2. Pateint with more than 20 nodes have few chances to surivive.

# CDF (Cumulative Distribution Function):                
*The Cumulative Distribution Function (CDF) is the probability that the variable takes a value less than or equal to x.*

In [None]:
#Plot PDF and CDF of Patient Age.
counts,bin_edges = np.histogram(survived['Age'],bins=10,density=True)
pdf = counts/(sum(counts))
#print("pdf:",pdf);
#print("bins:",bin_edges)
#compute CDF
cdf = np.cumsum(pdf)
#print("cdf:",cdf)
plt.plot(bin_edges[1:],pdf)
plt.plot(bin_edges[1:], cdf)
plt.legend(['pdf','cdf'])
plt.title(label="Pdf and Cdf of patient' Age who are survived")
plt.xlabel('Age')

#Plot PDF and CDF of Patient Age.
counts,bin_edges = np.histogram(not_survived['Age'],bins=10,density=True)
pdf = counts/(sum(counts))
#print("pdf:",pdf);
#print("bins:",bin_edges)
#compute CDF
cdf = np.cumsum(pdf)
#print("cdf:",cdf)
plt.plot(bin_edges[1:],pdf)
plt.plot(bin_edges[1:], cdf)
plt.legend(['pdf','cdf'])
plt.title(label="Pdf and Cdf of patient' Age who are survived")
plt.xlabel('Age')

In [None]:
#Plot PDF and CDF of Patients' Nodes.
counts,bin_edges = np.histogram(survived['Axillary nodes dect'],bins=10,density=True)
pdf = counts/(sum(counts))
print("pdf:",pdf);
print("bins:",bin_edges)
#compute CDF
cdf = np.cumsum(pdf)
print("cdf:",cdf)
plt.plot(bin_edges[1:], cdf)
plt.plot(bin_edges[1:],pdf)
plt.legend(['pdf','cdf'])
plt.title(label="Pdf and Cdf of patient's Axillary nodes dect who are survived and not_survived")
plt.xlabel('Axillary nodes dect')
print('***********************************&********')

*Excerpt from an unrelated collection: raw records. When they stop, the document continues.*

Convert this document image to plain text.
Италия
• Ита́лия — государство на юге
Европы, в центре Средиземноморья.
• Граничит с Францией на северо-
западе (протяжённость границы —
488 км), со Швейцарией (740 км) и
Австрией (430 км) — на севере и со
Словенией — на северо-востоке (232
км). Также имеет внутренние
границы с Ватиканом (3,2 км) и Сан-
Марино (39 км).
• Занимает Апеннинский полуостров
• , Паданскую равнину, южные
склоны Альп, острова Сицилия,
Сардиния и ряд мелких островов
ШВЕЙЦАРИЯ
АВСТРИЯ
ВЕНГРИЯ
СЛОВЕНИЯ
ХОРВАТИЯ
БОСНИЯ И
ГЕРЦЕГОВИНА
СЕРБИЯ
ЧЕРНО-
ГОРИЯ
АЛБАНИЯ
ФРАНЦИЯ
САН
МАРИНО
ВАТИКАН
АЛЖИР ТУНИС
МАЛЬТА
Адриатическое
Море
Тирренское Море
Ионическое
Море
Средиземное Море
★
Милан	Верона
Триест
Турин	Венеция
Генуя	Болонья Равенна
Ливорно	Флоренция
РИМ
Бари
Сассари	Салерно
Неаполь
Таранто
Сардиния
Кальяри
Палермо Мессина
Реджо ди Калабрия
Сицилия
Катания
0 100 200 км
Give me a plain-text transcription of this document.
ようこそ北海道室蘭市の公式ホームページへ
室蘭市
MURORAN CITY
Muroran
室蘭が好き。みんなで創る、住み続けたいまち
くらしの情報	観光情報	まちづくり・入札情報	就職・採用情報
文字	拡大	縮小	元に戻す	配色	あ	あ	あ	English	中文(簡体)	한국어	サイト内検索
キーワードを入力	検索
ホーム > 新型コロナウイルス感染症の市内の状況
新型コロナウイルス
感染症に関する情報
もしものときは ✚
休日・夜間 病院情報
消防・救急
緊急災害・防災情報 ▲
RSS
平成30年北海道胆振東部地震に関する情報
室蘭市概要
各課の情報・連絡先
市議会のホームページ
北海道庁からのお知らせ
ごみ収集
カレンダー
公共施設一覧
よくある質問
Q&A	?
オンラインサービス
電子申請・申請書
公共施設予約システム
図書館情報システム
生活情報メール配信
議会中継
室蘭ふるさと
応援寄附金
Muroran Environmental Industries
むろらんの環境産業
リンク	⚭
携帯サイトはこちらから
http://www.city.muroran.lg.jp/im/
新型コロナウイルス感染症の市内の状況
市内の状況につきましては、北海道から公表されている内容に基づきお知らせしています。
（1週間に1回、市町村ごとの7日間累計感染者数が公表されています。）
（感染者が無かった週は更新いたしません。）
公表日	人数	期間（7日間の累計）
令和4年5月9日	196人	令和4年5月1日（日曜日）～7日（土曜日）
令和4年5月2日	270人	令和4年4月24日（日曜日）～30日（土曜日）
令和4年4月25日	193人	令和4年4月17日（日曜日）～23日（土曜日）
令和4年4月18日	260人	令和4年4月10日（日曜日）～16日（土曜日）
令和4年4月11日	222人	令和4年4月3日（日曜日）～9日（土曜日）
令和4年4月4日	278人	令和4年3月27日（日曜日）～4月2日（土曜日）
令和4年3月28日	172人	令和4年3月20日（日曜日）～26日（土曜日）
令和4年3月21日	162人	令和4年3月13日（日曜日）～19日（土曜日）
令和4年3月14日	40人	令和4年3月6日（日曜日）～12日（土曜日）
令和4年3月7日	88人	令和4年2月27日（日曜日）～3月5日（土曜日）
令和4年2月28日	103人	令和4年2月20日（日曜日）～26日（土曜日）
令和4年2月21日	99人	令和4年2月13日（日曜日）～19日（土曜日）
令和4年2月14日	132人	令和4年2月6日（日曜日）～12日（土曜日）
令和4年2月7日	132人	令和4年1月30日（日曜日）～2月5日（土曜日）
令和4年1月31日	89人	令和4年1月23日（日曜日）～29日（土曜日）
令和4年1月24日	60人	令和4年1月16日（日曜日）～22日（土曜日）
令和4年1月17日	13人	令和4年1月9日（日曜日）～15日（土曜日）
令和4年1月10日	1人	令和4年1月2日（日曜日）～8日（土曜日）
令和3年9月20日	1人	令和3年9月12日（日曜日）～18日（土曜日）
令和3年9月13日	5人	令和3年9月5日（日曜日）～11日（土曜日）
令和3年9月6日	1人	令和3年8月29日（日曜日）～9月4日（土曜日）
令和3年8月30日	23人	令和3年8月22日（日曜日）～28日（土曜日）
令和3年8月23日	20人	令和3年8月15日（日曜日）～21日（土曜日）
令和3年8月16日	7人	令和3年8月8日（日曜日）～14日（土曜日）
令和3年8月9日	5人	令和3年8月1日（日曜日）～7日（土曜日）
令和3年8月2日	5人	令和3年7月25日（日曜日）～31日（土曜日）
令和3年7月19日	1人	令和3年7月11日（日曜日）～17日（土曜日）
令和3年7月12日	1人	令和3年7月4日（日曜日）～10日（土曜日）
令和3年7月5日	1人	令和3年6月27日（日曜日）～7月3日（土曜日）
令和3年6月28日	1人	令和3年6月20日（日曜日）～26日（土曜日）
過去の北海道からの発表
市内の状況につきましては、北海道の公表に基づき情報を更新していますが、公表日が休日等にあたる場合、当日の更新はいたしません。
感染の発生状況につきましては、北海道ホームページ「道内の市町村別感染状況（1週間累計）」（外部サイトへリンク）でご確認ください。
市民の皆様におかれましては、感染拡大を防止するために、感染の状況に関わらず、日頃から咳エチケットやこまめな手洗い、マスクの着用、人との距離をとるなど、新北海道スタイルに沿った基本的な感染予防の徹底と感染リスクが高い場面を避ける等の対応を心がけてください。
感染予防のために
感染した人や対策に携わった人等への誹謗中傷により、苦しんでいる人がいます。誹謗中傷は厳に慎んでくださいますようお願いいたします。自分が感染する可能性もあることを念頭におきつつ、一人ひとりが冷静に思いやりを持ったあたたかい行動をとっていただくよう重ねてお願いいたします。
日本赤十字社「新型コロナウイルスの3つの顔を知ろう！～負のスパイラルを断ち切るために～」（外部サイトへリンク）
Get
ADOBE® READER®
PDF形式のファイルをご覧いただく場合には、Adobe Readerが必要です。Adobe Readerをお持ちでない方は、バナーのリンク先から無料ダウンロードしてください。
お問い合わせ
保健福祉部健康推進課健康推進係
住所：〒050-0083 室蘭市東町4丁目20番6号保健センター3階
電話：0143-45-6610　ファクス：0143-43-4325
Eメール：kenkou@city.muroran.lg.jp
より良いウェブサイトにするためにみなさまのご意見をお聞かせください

#Plot PDF and CDF of Patients' Nodes.
counts,bin_edges = np.histogram(not_survived['Axillary nodes dect'],bins=10,density=True)
pdf = counts/(sum(counts))
print("pdf:",pdf);
print("bins:",bin_edges)
#compute CDF
cdf = np.cumsum(pdf)
print("cdf:",cdf)
plt.plot(bin_edges[1:], cdf)
plt.plot(bin_edges[1:],pdf)
plt.legend(['pdf','cdf'])
plt.title(label="Pdf and Cdf of patient's Axillary nodes dect who are survived")
plt.xlabel('Axillary nodes dect')

# Observation :
1. 83.55% of the Patient who have survived had nodes in the range of 0-5.

#### Such info cannot be understood from pdf , reading the data of cdf we can tell how accurate how our simple if-else model is

# Box Plots:
### Box-plot with Whiskers : another simple method of visualizing the 1-D scatterplot more intuitively
### It uses the concept of mean , median ,Percentile and Quantile

In [None]:
sns.boxplot(x='Survstatus',y='Age',data=df_haberman)
plt.show()
sns.boxplot(x='Survstatus',y='Year',data=df_haberman,)
plt.show()
sns.boxplot(x='Survstatus',y='Axillary nodes dect',data=df_haberman)
plt.show()

# VIOLIN Plot
1. *Violinplot is the combination of the histogram with pdf and Box-Plot.*
1. *Denser region of the data are fatter and Sparser ones are thinner in violin plot.*

In [None]:
sns.violinplot(x='Survstatus',y='Age',data=df_haberman)
plt.show()
sns.violinplot(x='Survstatus',y='Year',data=df_haberman,)
plt.show()
sns.violinplot(x='Survstatus',y='Axillary nodes dect',data=df_haberman,height=10)
plt.show()

# Observations: From above cdf and pdf plots.
1. Patient with less than 40 Age have higher chance of survival .There are comparitvely more patient having age between 45 and 60 who did not survive
2. Patient with more than 1 Nodes have are not likely to survive.More the number of nodes,lesser the survival chances.

# Conclusions:
1. Patient’s age and operation year alone are not deciding factors for his/her survival. Yet, people less than 35 years have more chance of survival.
2. Survival chance is inversely proportional to the number of positive axillary nodes. We also saw that the absence of positive axillary nodes cannot always guarantee survival.
3. The objective of classifying the survival status of a new patient based on the given features is a difficult task as the data is imbalanced.